Sartine se levantó lentamente, con un brillo de odio en los ojos. Se acercó despacio a la señora de Morange, que estaba petrificada.
—Así que erais vos… ¡Vos!
Dio una vuelta alrededor de ella, como si fuera a morderla, y con un gesto brusco le arrancó la capa. La señora de Morange profirió una exclamación sofocada y se cubrió el pecho con los brazos.
—¡Ibais a sacrificar a vuestra propia hija por los hipotéticos favores del rey! —escupió el monje, asqueado.
Ella le plantó cara, furiosa. Un rictus la desfiguró por un instante.
—¡Más vale apuntar alto que volar bajo por miedo a las ramas! ¿Qué sabéis vos de los honores y la gloria? Sí, ¿qué podéis saber de todo eso, vos que caísteis de tan alto para no volver a levantaros nunca más?
El monje movió la cabeza, sonriendo.
—No entendéis nada: ¡no caí, subí más alto de lo que había estado nunca! —Su mirada se desplazó hacia el cuerpo inerte de Sophia—. ¿Qué os hace creer que sacrificando a vuestra hija recuperaréis los favores del rey? ¿Cómo os ha parecido posible semejante locura? ¿Y cómo habéis pasado de la esperanza a la necedad más perversa?
Sin esperar la respuesta, el comisario de las muertes extrañas hizo una discreta seña al oficial de la patrulla, que se llevó a la señora de Morange escoltada por dos arqueros. El monje se volvió hacia él.
—¿Te has fijado en cómo afean la envidia y los celos a las mujeres? —dijo.

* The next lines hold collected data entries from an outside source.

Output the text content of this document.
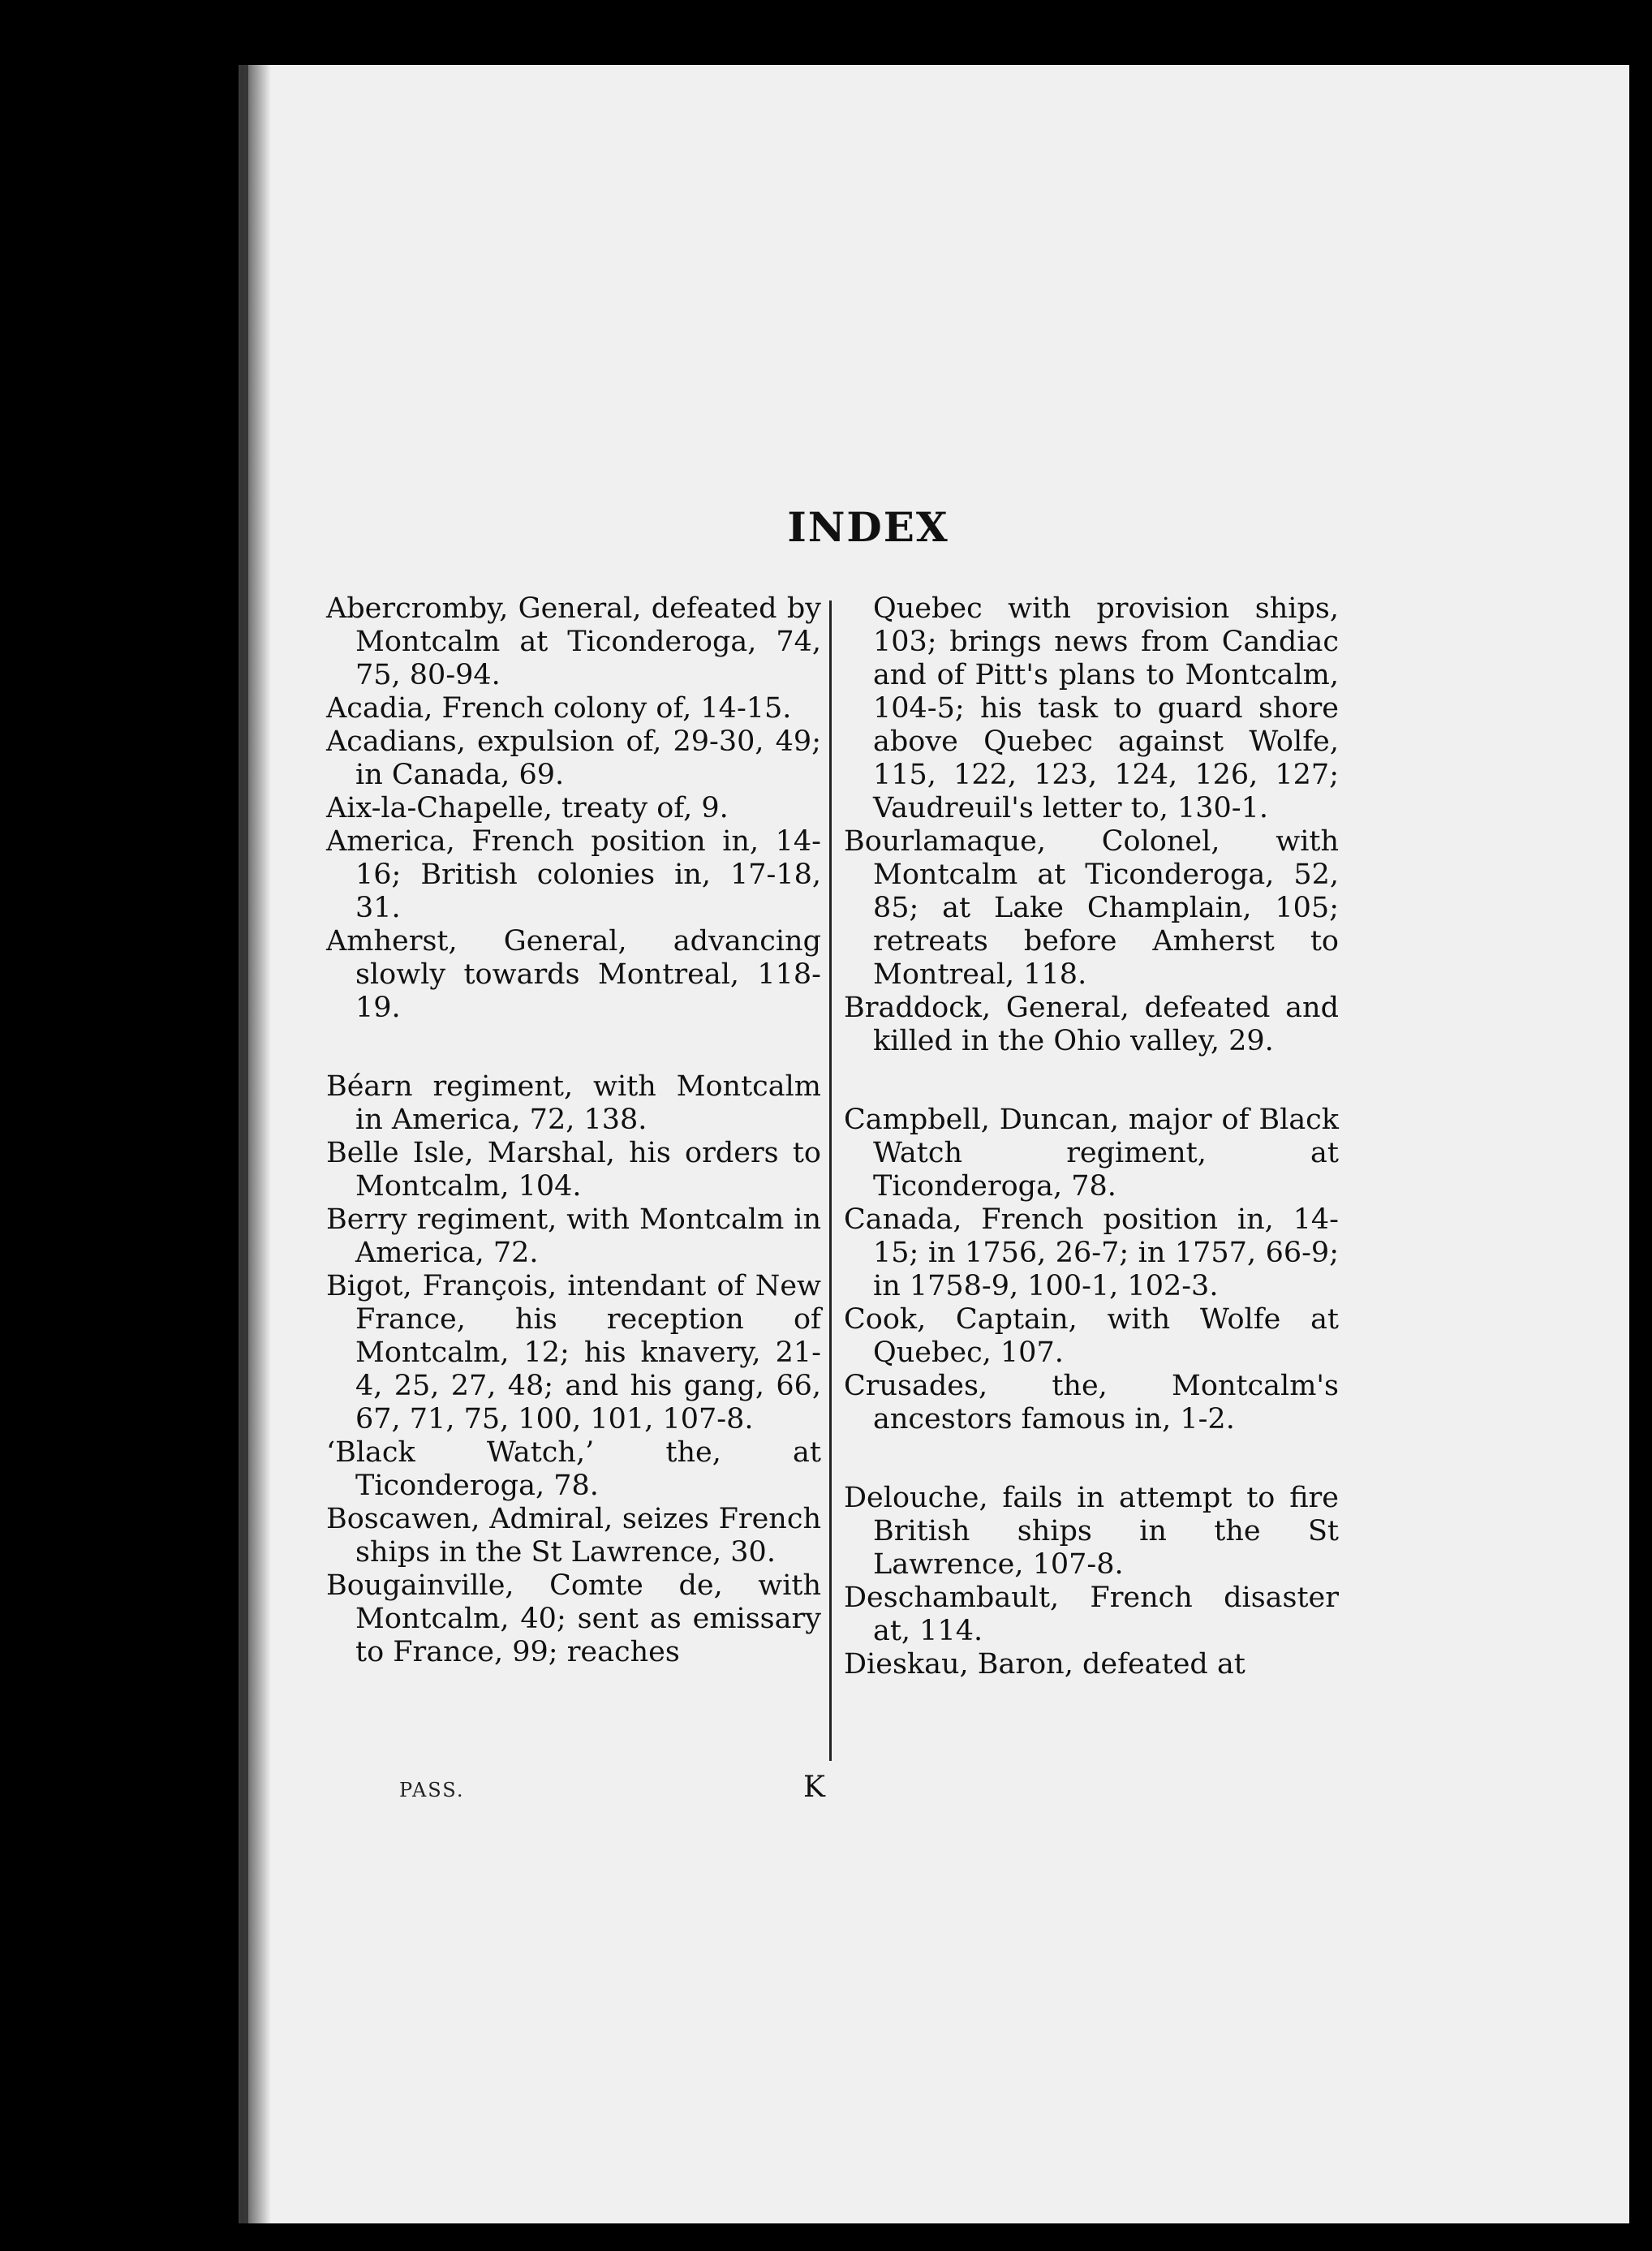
INDEX

Abercromby, General, defeated by Montcalm at Ticonderoga, 74, 75, 80-94.

Acadia, French colony of, 14-15.

Acadians, expulsion of, 29-30, 49; in Canada, 69.

Aix-la-Chapelle, treaty of, 9.

America, French position in, 14-16; British colonies in, 17-18, 31.

Amherst, General, advancing slowly towards Montreal, 118-19.

Béarn regiment, with Montcalm in America, 72, 138.

Belle Isle, Marshal, his orders to Montcalm, 104.

Berry regiment, with Montcalm in America, 72.

Bigot, François, intendant of New France, his reception of Montcalm, 12; his knavery, 21-4, 25, 27, 48; and his gang, 66, 67, 71, 75, 100, 101, 107-8.

‘Black Watch,’ the, at Ticonderoga, 78.

Boscawen, Admiral, seizes French ships in the St Lawrence, 30.

Bougainville, Comte de, with Montcalm, 40; sent as emissary to France, 99; reaches

Quebec with provision ships, 103; brings news from Candiac and of Pitt's plans to Montcalm, 104-5; his task to guard shore above Quebec against Wolfe, 115, 122, 123, 124, 126, 127; Vaudreuil's letter to, 130-1.

Bourlamaque, Colonel, with Montcalm at Ticonderoga, 52, 85; at Lake Champlain, 105; retreats before Amherst to Montreal, 118.

Braddock, General, defeated and killed in the Ohio valley, 29.

Campbell, Duncan, major of Black Watch regiment, at Ticonderoga, 78.

Canada, French position in, 14-15; in 1756, 26-7; in 1757, 66-9; in 1758-9, 100-1, 102-3.

Cook, Captain, with Wolfe at Quebec, 107.

Crusades, the, Montcalm's ancestors famous in, 1-2.

Delouche, fails in attempt to fire British ships in the St Lawrence, 107-8.

Deschambault, French disaster at, 114.

Dieskau, Baron, defeated at

PASS.	K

Su hijo se encogió de hombros con indolencia. Prefería guardarse para sí su opinión sobre las mujeres. Sartine dirigió entonces su rabia hacia el último prisionero.

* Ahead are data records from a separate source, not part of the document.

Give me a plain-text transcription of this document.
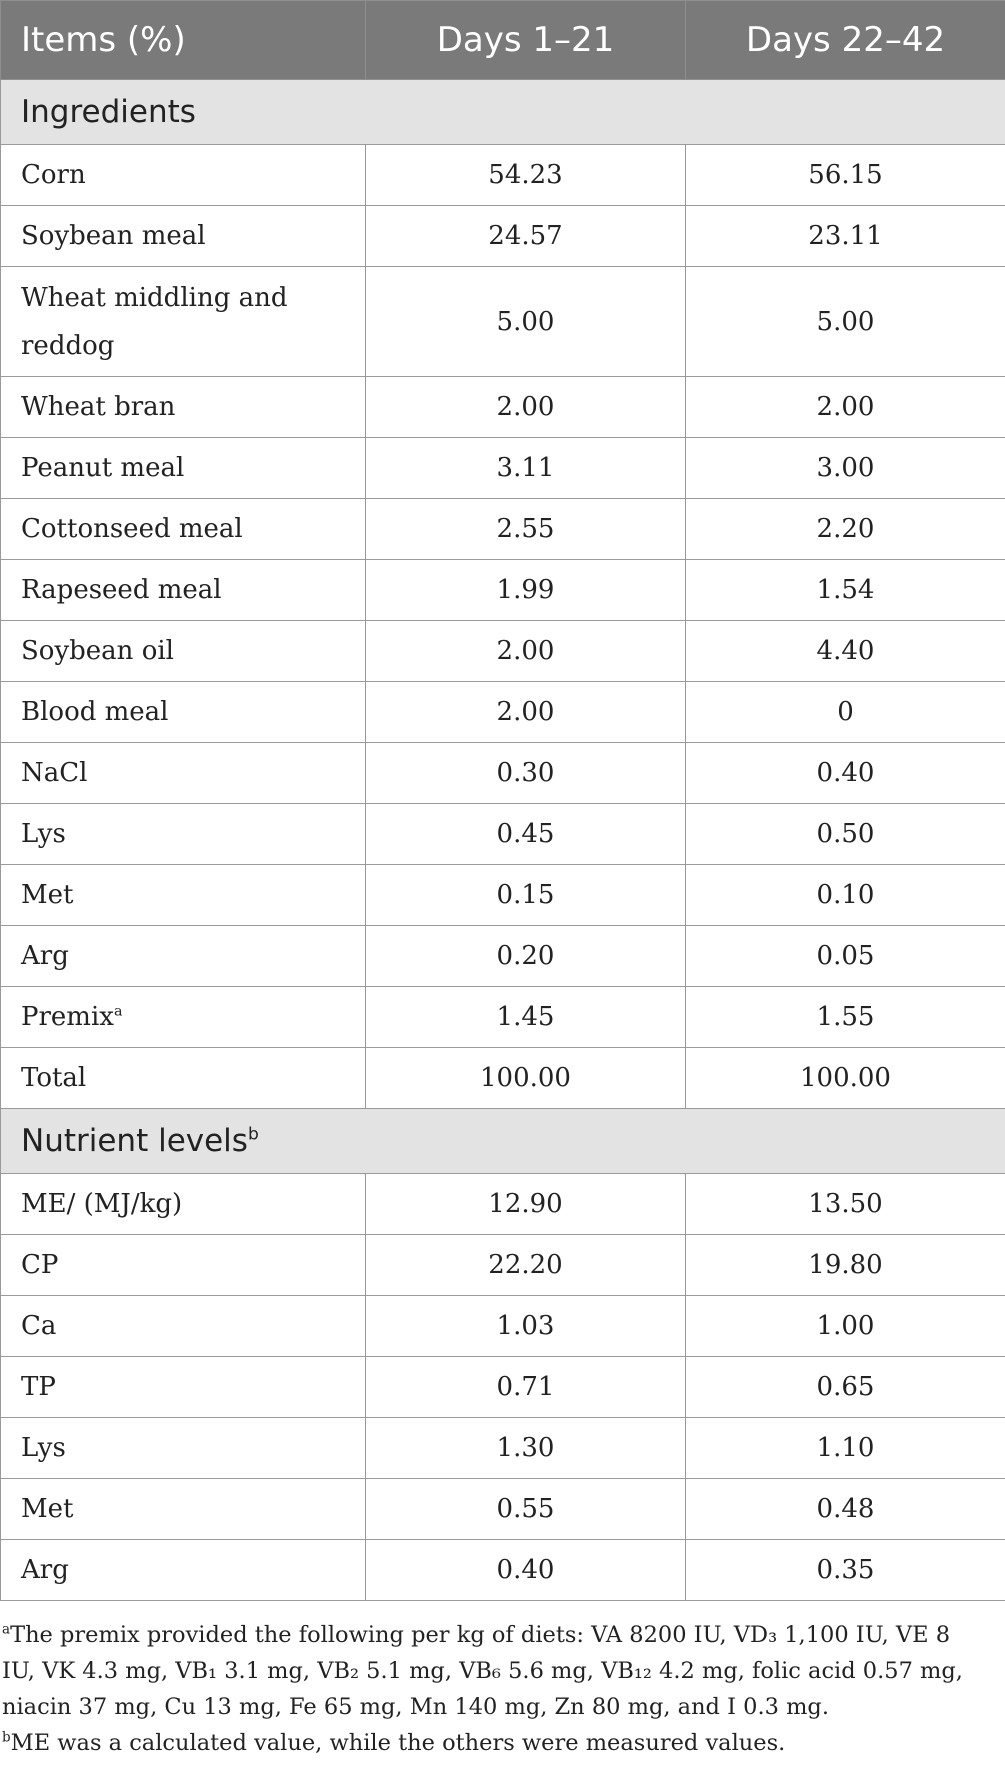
Items (%)	Days 1–21	Days 22–42
Ingredients		
Corn	54.23	56.15
Soybean meal	24.57	23.11
Wheat middling and
reddog	5.00	5.00
Wheat bran	2.00	2.00
Peanut meal	3.11	3.00
Cottonseed meal	2.55	2.20
Rapeseed meal	1.99	1.54
Soybean oil	2.00	4.40
Blood meal	2.00	0
NaCl	0.30	0.40
Lys	0.45	0.50
Met	0.15	0.10
Arg	0.20	0.05
Premix$^a$	1.45	1.55
Total	100.00	100.00
Nutrient levels$^b$
ME/ (MJ/kg)	12.90	13.50
CP	22.20	19.80
Ca	1.03	1.00
TP	0.71	0.65
Lys	1.30	1.10
Met	0.55	0.48
Arg	0.40	0.35
$^a$The premix provided the following per kg of diets: VA 8200 IU, VD₃ 1,100 IU, VE 8 IU, VK 4.3 mg, VB₁ 3.1 mg, VB₂ 5.1 mg, VB₆ 5.6 mg, VB₁₂ 4.2 mg, folic acid 0.57 mg, niacin 37 mg, Cu 13 mg, Fe 65 mg, Mn 140 mg, Zn 80 mg, and I 0.3 mg.
$^b$ME was a calculated value, while the others were measured values.
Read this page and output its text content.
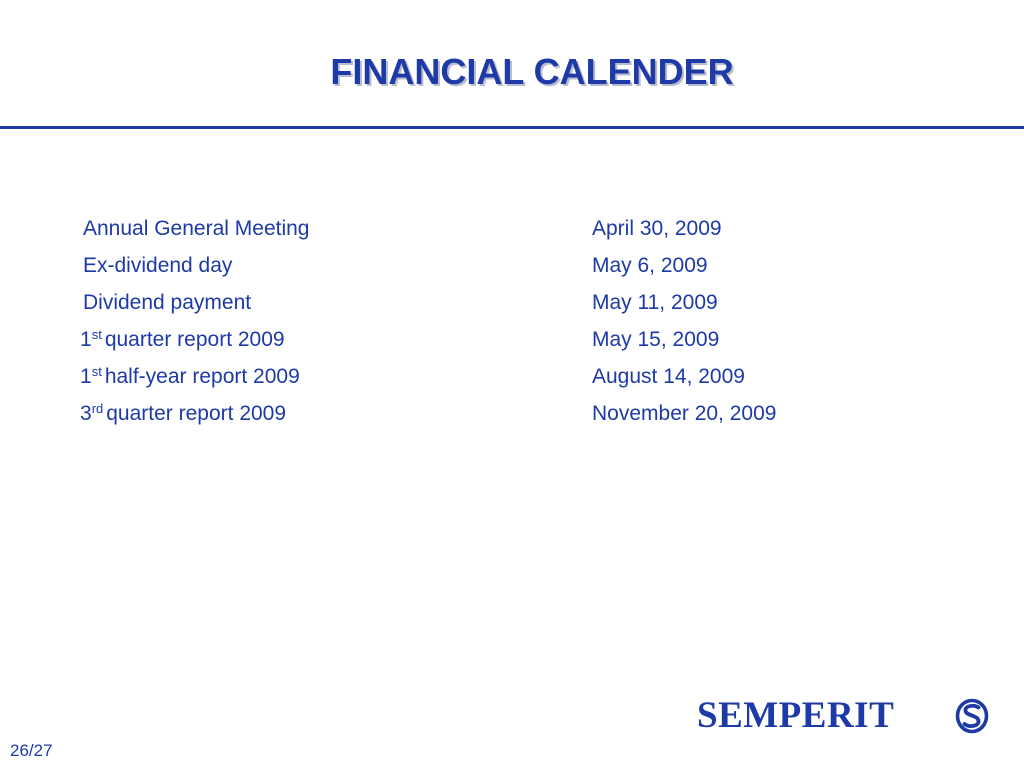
FINANCIAL CALENDER
Annual General Meeting	April 30, 2009
Ex-dividend day	May 6, 2009
Dividend payment	May 11, 2009
1st quarter report 2009	May 15, 2009
1st half-year report 2009	August 14, 2009
3rd quarter report 2009	November 20, 2009
SEMPERIT
26/27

—¡Y vos, traidor, estáis acabado!
Aun esposado, el caballero de Fauve conservaba toda su soberbia. Con una actitud de gran señor, se acercó a su superior tendiéndole la mano:
—¡Vamos, Sartine, no os enfadéis! Démonos la mano…

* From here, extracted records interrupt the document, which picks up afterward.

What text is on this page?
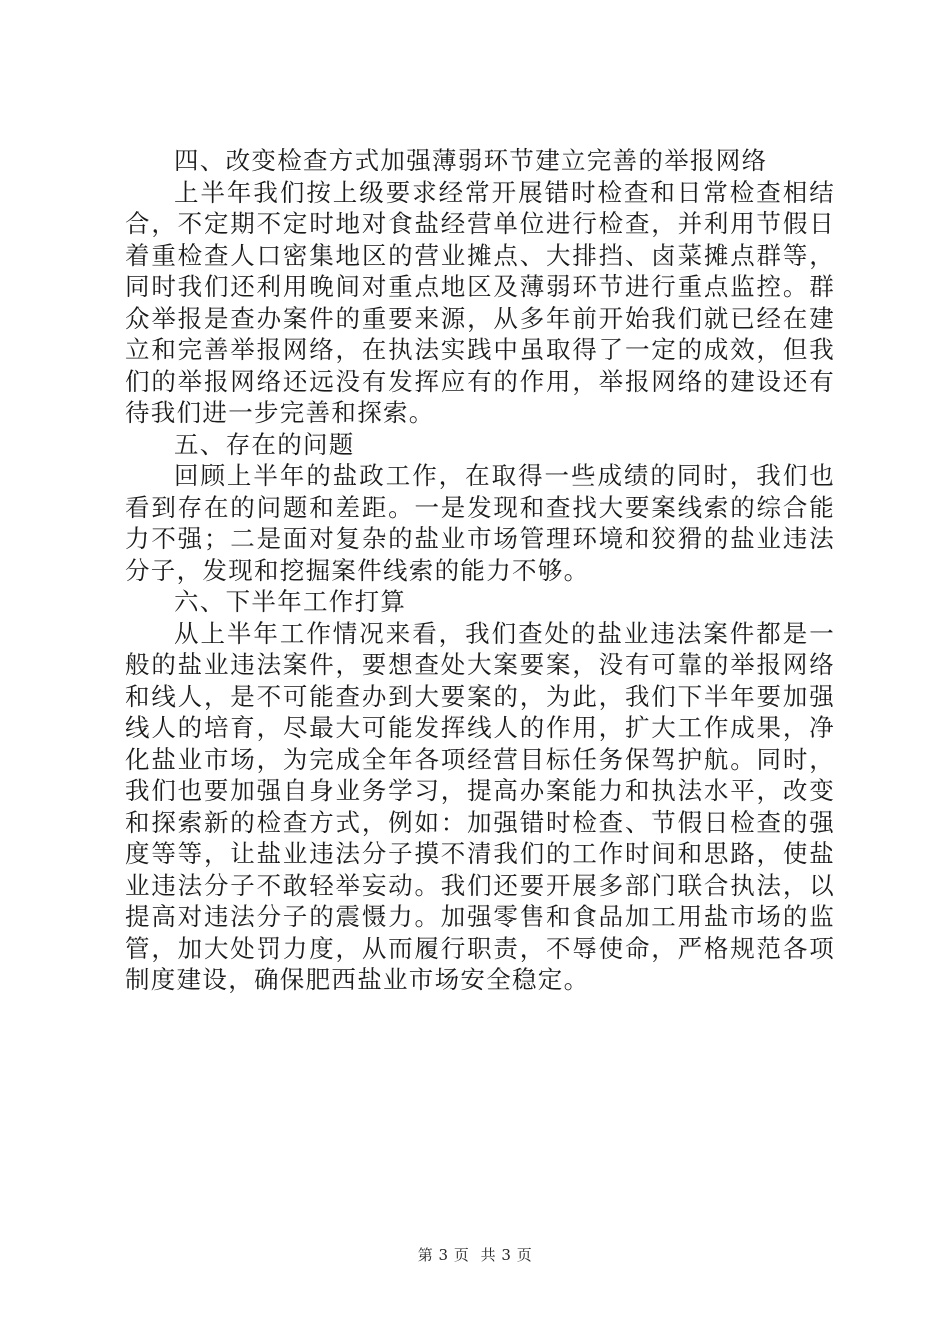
四、改变检查方式加强薄弱环节建立完善的举报网络

上半年我们按上级要求经常开展错时检查和日常检查相结合，不定期不定时地对食盐经营单位进行检查，并利用节假日着重检查人口密集地区的营业摊点、大排挡、卤菜摊点群等，同时我们还利用晚间对重点地区及薄弱环节进行重点监控。群众举报是查办案件的重要来源，从多年前开始我们就已经在建立和完善举报网络，在执法实践中虽取得了一定的成效，但我们的举报网络还远没有发挥应有的作用，举报网络的建设还有待我们进一步完善和探索。

五、存在的问题

回顾上半年的盐政工作，在取得一些成绩的同时，我们也看到存在的问题和差距。一是发现和查找大要案线索的综合能力不强；二是面对复杂的盐业市场管理环境和狡猾的盐业违法分子，发现和挖掘案件线索的能力不够。

六、下半年工作打算

从上半年工作情况来看，我们查处的盐业违法案件都是一般的盐业违法案件，要想查处大案要案，没有可靠的举报网络和线人，是不可能查办到大要案的，为此，我们下半年要加强线人的培育，尽最大可能发挥线人的作用，扩大工作成果，净化盐业市场，为完成全年各项经营目标任务保驾护航。同时，我们也要加强自身业务学习，提高办案能力和执法水平，改变和探索新的检查方式，例如：加强错时检查、节假日检查的强度等等，让盐业违法分子摸不清我们的工作时间和思路，使盐业违法分子不敢轻举妄动。我们还要开展多部门联合执法，以提高对违法分子的震慑力。加强零售和食品加工用盐市场的监管，加大处罚力度，从而履行职责，不辱使命，严格规范各项制度建设，确保肥西盐业市场安全稳定。

第 3 页 共 3 页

El lugarteniente general de policía retrocedió de un salto, como si una serpiente amenazara con morderlo. El monje comprendió su reacción y se burló:
—¡No temáis, Sartine, el poder de un brujo y su condena solo se transfieren con un apretón de manos a la muerte del brujo!
Fuera tronó y el caballero de Fauve aguzó el oído.
—Sí —murmuró—, es el momento… ¡Satán, mi verdadero señor, está aquí y pide audiencia!
Sus ojos se tiñeron de oscuridad. Tendió las manos hacia los policías, como para agarrarlos, con los dedos muy separados, a la manera de los hechiceros. Su voz parecía haberse internado en una caverna oscura, desde donde resonó, siniestra:
—¡El juego no ha terminado! He aprendido mucho estos dos últimos años y todavía ignoráis el alcance de mis poderes. He renunciado a Dios y a Jesucristo, a los santos y santas, a la Iglesia apostólica y romana, a todos sus sacramentos, y a todas las plegarias y oraciones que podrían entonarse por mí. He visto el abismo y me he sumergido en él. ¡He visto el abismo y me he convertido en un dios caído! —Su voz se elevó para imponerse al ruido de la tormenta—. ¿Creéis acaso que se puede ganar contra el diablo en persona? ¡Vais a morir! ¡Vais a morir todos!
Una mueca sardónica devoró todo su rostro y empezó a salirle espuma por la boca. Los arqueros de la patrulla retrocedieron y se santiguaron. El satanista rio y levantó los brazos como si fuera a romper sus cadenas, gritando con una voz terrible:
—¡Convoco a Asmodeo, Kobal, Nergal, Ukobach, Belial y Astarot, gran duque poderosísimo de los Infiernos!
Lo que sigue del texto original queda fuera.